Há um
livro cujo nome é "Hoje Eu Sou Alice". Não o li mas ele
basicamente conta sobre uma menina esquizofrênica a qual, em meio a outros
problemas agravando o distúrbio, todo dia assume um nome
diferente, e assim, personalidades diferentes. Não quero entrar no
mérito dessa história da qual só sei o enredo, essa história que
é uma das várias envolvendo esse nome tão carregado. Quero só
pinçar o fato a seguir como pretexto para o que vou abordar aqui:
Alice é um dos nomes que a protagonista veste e, ainda que dentro do
contexto específico dela, é um dos nomes que ela recebe sem o ter
de fato. Um dos nomes, externos a ela, assimilados. Um dos nomes nos quais ela se transforma.
Já esse
espaço surge da concepção de nos criarmos justamente a partir daquilo que não temos. Eu me re-crio a partir do fato do meu nome não ser Alice. Eu me refaço a partir de um não. Nos reconhecermos em nós
através daquilo que já temos é um desafio. Que isso se expresse pelo contentamento
com o próprio nome, que isso se expresse pelo conceber o próprio
corpo. Que isso se expresse pelas meninas gostando de seus nomes, que isso se expresse pelas meninas gostando dos seus membros.
Eu não me chamo Alice. Eu não me chamo vários outros nomes que podem conotar poder, mas eu me chamo o meu nome, apesar de poder escolher outros que me tenham. Eu tenho o meu nome pra dar, eu tenho os nomes me definem pra dar, e ainda assim não quero dar nada que não seja eu.
Eu Não me Chamo Alice é sobre anterior a ser fiel ao que se é, é buscar as medidas daquilo que se é. Eu sei que a personagem do Karim Ainouz, que no caso era Alice de fato, conseguiu os dois na série homônima.
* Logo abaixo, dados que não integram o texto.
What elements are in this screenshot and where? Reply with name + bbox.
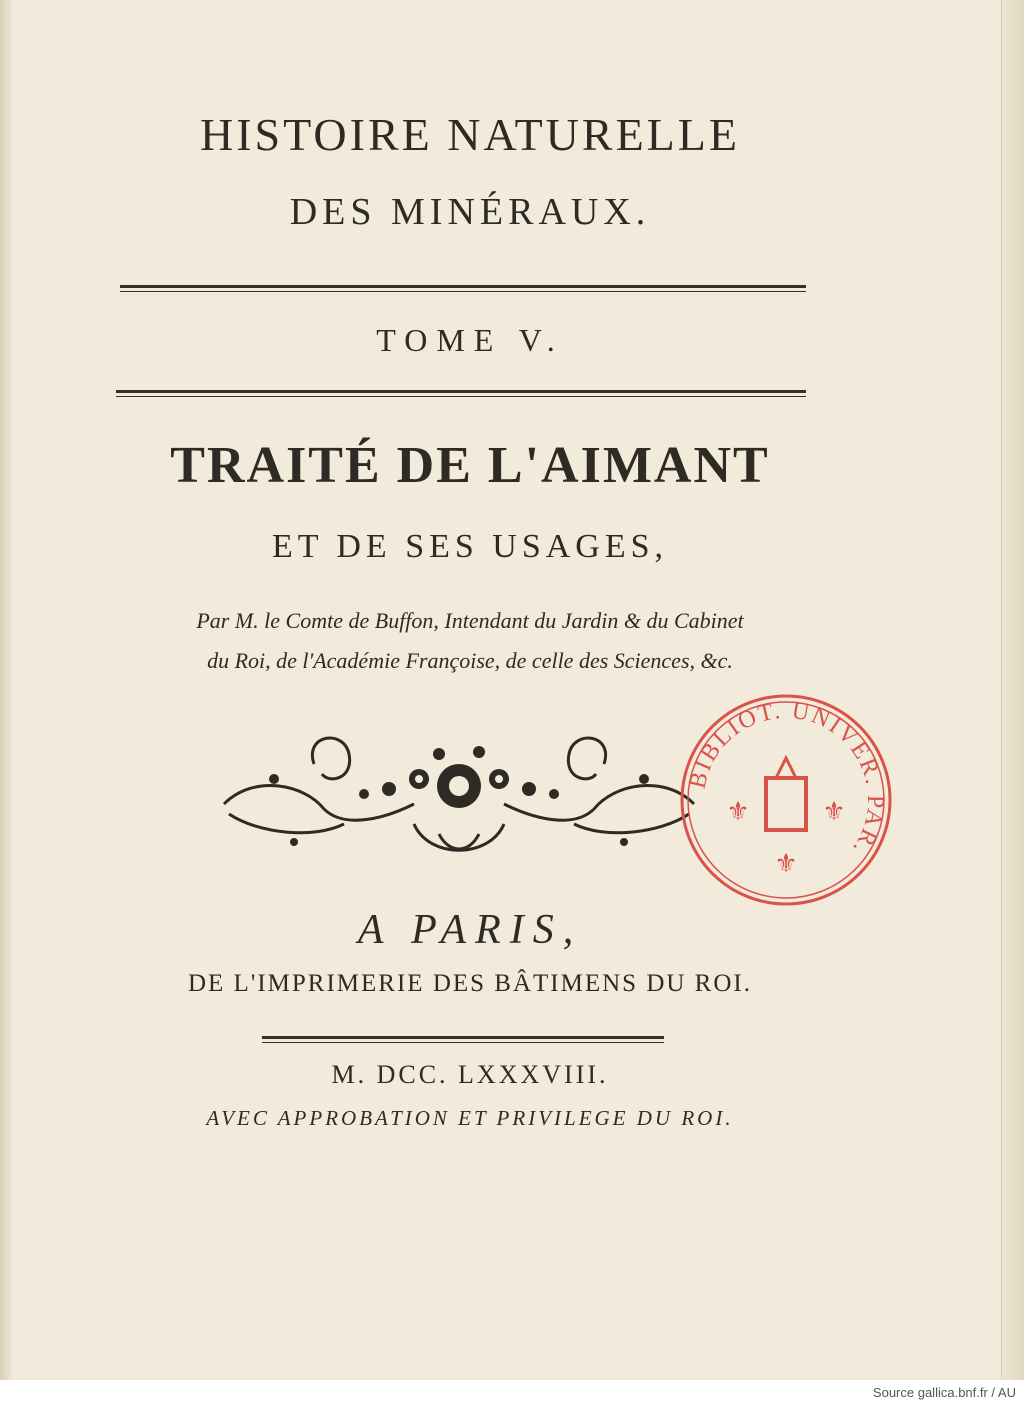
library-stamp-icon <box>676 690 896 910</box>
stamp-text: BIBLIOT. UNIVER. PAR. <box>684 697 889 862</box>
imprint-place: A PARIS, <box>357 907 583 953</box>
title-line-2: DES MINÉRAUX. <box>289 191 651 233</box>
title-line-1: HISTOIRE NATURELLE <box>200 109 740 160</box>
subtitle-line-1: TRAITÉ DE L'AIMANT <box>170 437 770 494</box>
page-gutter <box>0 0 12 1380</box>
imprint-approbation: AVEC APPROBATION ET PRIVILEGE DU ROI. <box>206 1106 734 1130</box>
double-rule-bottom <box>262 1036 664 1043</box>
volume-label: TOME V. <box>376 322 564 358</box>
author-line-1: Par M. le Comte de Buffon, Intendant du Jardin & du Cabinet <box>196 608 744 633</box>
page-edge <box>1001 0 1024 1380</box>
subtitle-line-2: ET DE SES USAGES, <box>271 528 669 565</box>
svg-text:⚜: ⚜ <box>822 797 846 827</box>
svg-text:⚜: ⚜ <box>726 797 750 827</box>
imprint-year: M. DCC. LXXXVIII. <box>331 1060 609 1089</box>
double-rule-top <box>120 285 806 292</box>
author-line-2: du Roi, de l'Académie Françoise, de celle des Sciences, &c. <box>207 648 733 673</box>
source-credit: Source gallica.bnf.fr / AU <box>872 1385 1016 1400</box>
imprint-printer: DE L'IMPRIMERIE DES BÂTIMENS DU ROI. <box>187 970 752 997</box>
floral-ornament-icon <box>214 724 704 874</box>
svg-text:⚜: ⚜ <box>774 849 798 879</box>
double-rule-middle <box>116 390 806 397</box>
Eu sei que a poeta Alice Ruiz, como profetizou seu companheiro Leminski, foi além das próprias pernas ao querer, no traço da sua palavra, ser exatamente aquilo que ela é. Eu sei que a Alice do Lewis Carrol, teve a pele e a estatura manipuladas como uma sanfona, atravessou espelhos, só pra chegar em si. Mas não precisa ser Alice, nenhuma delas, pra atingir o mesmo; em qualquer nome cabe isso.